After the adoption of Christianity, the Byzantine calendar “since the creation of the world” was implemented. As is known, that calendar sets the Beginning – the creation of the world, and the Ending – the Second Coming, which are the terminus post quem and the terminus ante quern of human history.
The implementation of the Byzantine Christian calendar of the Constantinople era before the introduction of the Gregorian calendar after 1700 was obligatory not only for ideological reasons, but also because of the religious cycle, without which the newly created Bulgarian church would not have been able to perform its cult- and customs- related practice. In Bulgaria, as generally in the East, the system of counting the years I “since Christmas” or “since the Incarnation of Our God Jesus Christ” is a very rare phenomenon. There is only one inscription, which indicates for sure this kind of calendar. It belongs to Omurtag and states:
“And the name of the ruler is Omurtag, Kan Syubigi. The year since the appearance of the true God is 820 and since the Creation of the world, 6328”

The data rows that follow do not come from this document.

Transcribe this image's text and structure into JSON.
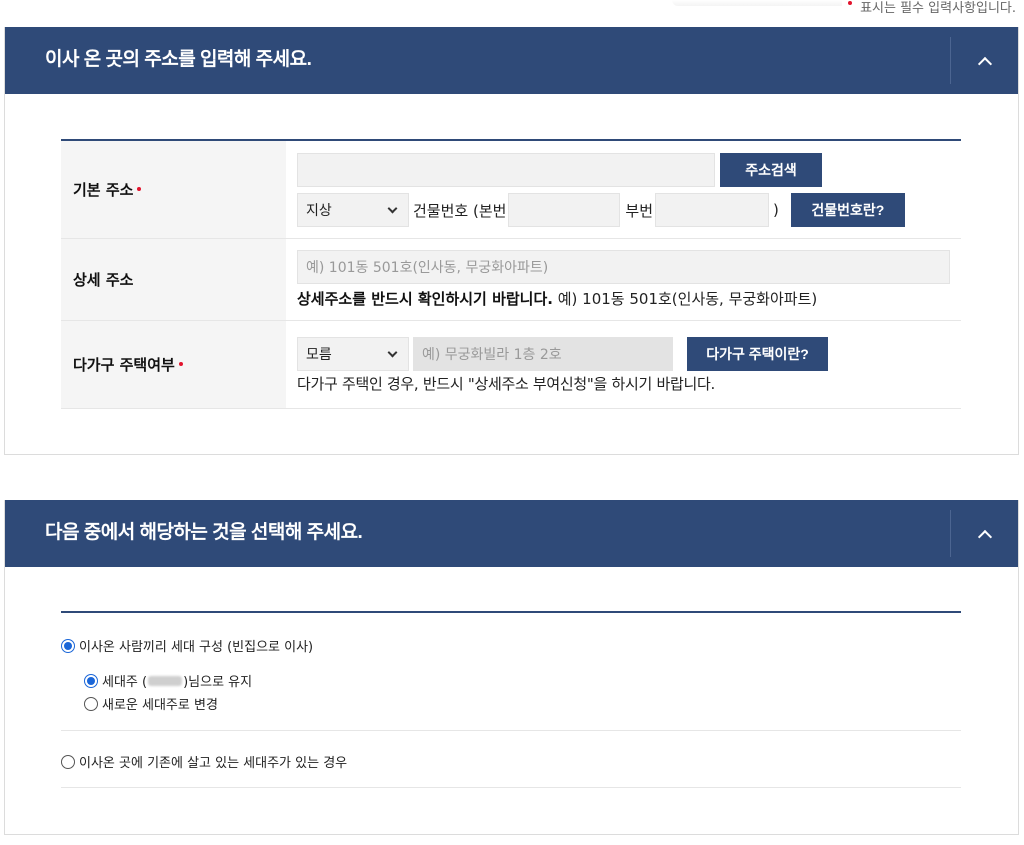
{
  "required_note": "표시는 필수 입력사항입니다.",
  "section1": {
    "title": "이사 온 곳의 주소를 입력해 주세요.",
    "basic_address": {
      "label": "기본 주소",
      "search_button": "주소검색",
      "ground_select": "지상",
      "building_no_label": "건물번호 (본번",
      "sub_no_label": "부번",
      "close_paren": ")",
      "building_no_button": "건물번호란?"
    },
    "detail_address": {
      "label": "상세 주소",
      "placeholder": "예) 101동 501호(인사동, 무궁화아파트)",
      "note_bold": "상세주소를 반드시 확인하시기 바랍니다.",
      "note_rest": " 예) 101동 501호(인사동, 무궁화아파트)"
    },
    "multi_house": {
      "label": "다가구 주택여부",
      "select_value": "모름",
      "placeholder": "예) 무궁화빌라 1층 2호",
      "button": "다가구 주택이란?",
      "note": "다가구 주택인 경우, 반드시 \"상세주소 부여신청\"을 하시기 바랍니다."
    }
  },
  "section2": {
    "title": "다음 중에서 해당하는 것을 선택해 주세요.",
    "option1": "이사온 사람끼리 세대 구성 (빈집으로 이사)",
    "sub1_prefix": "세대주 (",
    "sub1_suffix": ")님으로 유지",
    "sub2": "새로운 세대주로 변경",
    "option2": "이사온 곳에 기존에 살고 있는 세대주가 있는 경우"
  }
}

Since the inscription is in Greek, it was most probably made in the style of the usual imitation of the Byzantine practice. The separation of the Byzantine-Slavonic Orthodox community from the Western European Latin language group is also evident in the use of the calendar. The different “calendar language” used in the East and the West is another factor of their distancing and self-isolation.
The calendar is an important factor of the cultural memory of the nation which uses it. Volga Bulgaria is an excellent example of this well-known claim. The orientation according to the stars, the situation of the planets, the Sun and the Moon, belong also to the set of knowledge of the Bulgarians in the region of Middle Volga. This is proved by the detailed system of names of planets, separate stars and constellations, which is later kept by the so-called Kazan Tatars. The stars determine meteorological time during the year and control agricultural activities. The Turkish explorer of the 17th century, Hadzhi Caliph, using sources which have not been preserved, describes a Volga Bulgarian who makes astronomical observations far north of Bolgar.
It is believed that the most widely used calendar in the region of Middle Volga was the 12-year sun cyclical calendar, in which the months have names of animals. This calendar was in use until the time of the Kazan Khanate. Many late manuscripts give evidence of the fact that the ancient Bulgarian calendar continued to be used in Kazan during the Late Medieval Period. That shows the important role of Volga Bulgarians in the formation of the culture of the Khanate.